In the context of the campaign against Samuel Waksal, the source of the "inside info" that sent Martha Stewart to jail, I wrote:
Stock markets work best when all the relevant information about a company is spread as widely as possible, as quickly as possible. Stock prices represent a constantly shifting amalgamation of everyone's information about and evaluations of a company's value. It helps when those who have accurate information about changing circumstances are permitted to act so that stock prices reflect them.
Someone selling a stock in huge quantities because they know something will happen soon that will lower the stock's value helps spread the knowledge that the price ought to be dropping. Such actions help insure that stock prices do reflect a more accurate assessment of all the relevant facts. That's good in the long run for everyone in the stock market.

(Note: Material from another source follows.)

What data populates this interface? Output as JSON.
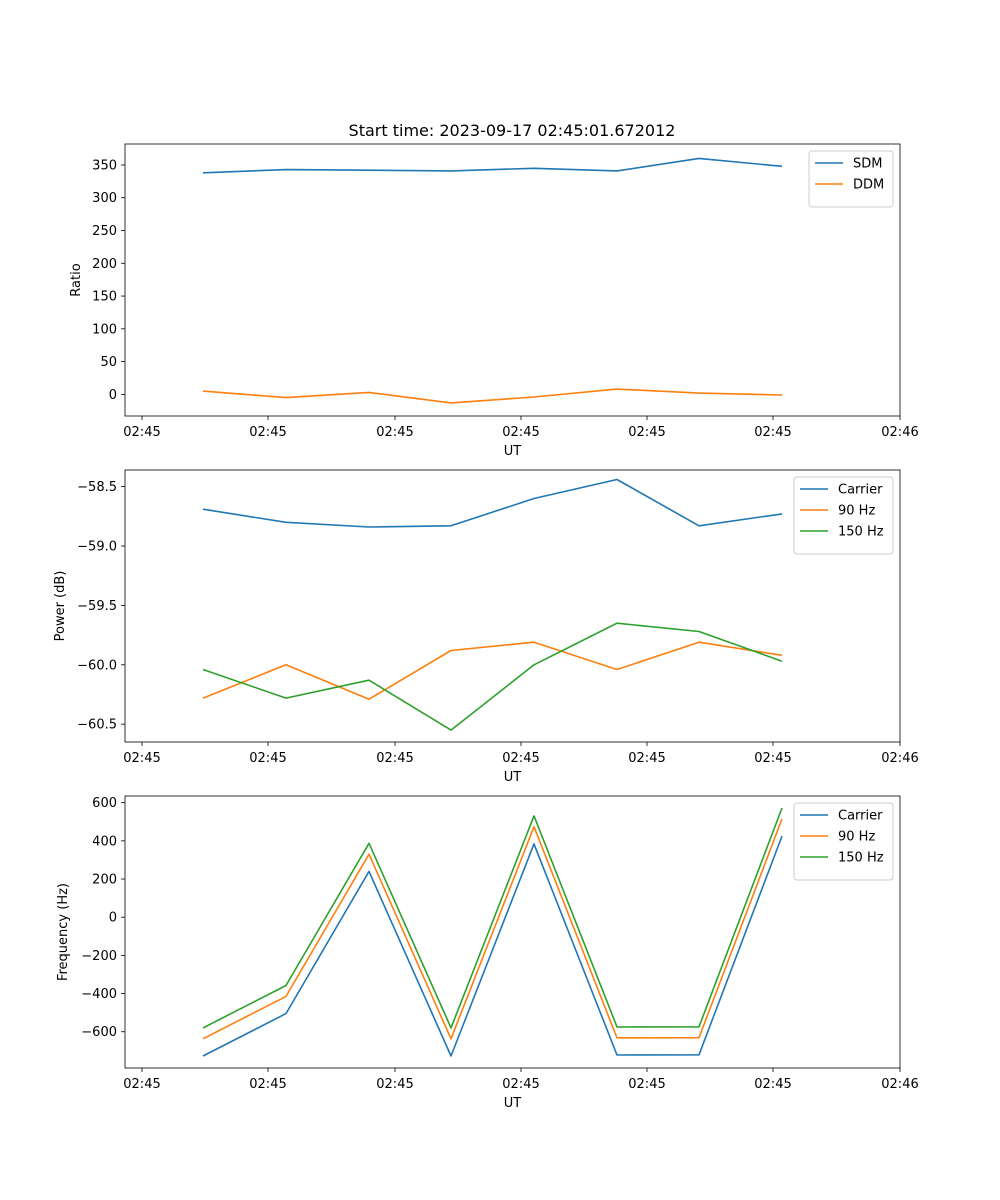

What I wrote in USA Today in 2002 about the Martha Stewart case, minus the criminal part (it's a good thing that Cuban isn't facing jail time), is also relevant to Cuban's case:
Every day, brokers advise Americans to buy or sell stocks. Do we really want laws that require us to launch congressional-level inquiries into what "illicit" knowledge our brokers might have had?
Laws that turn legal actions into bureaucratic crimes based on our state of mind—on whether we know what we know or decide what we decide "fairly"—require, as Stewart's case shows, an unsavory degree of government snooping into who said what to whom when. Such complicated insider-trading investigations of those not directly employed by the firm whose stock was sold are rarely pursued. But when the "criminal" is a much-despised high-profile celebrity, government investigators apparently can't resist the loads of publicity and easy pretensions to striking a mighty blow against corporate corruption.
Insider-trading laws turn an act that any American should have a perfect right to perform into a crime, in the name of the impossible standard of equal information. There is no way to make everyone know what everyone else knows, all at the same time.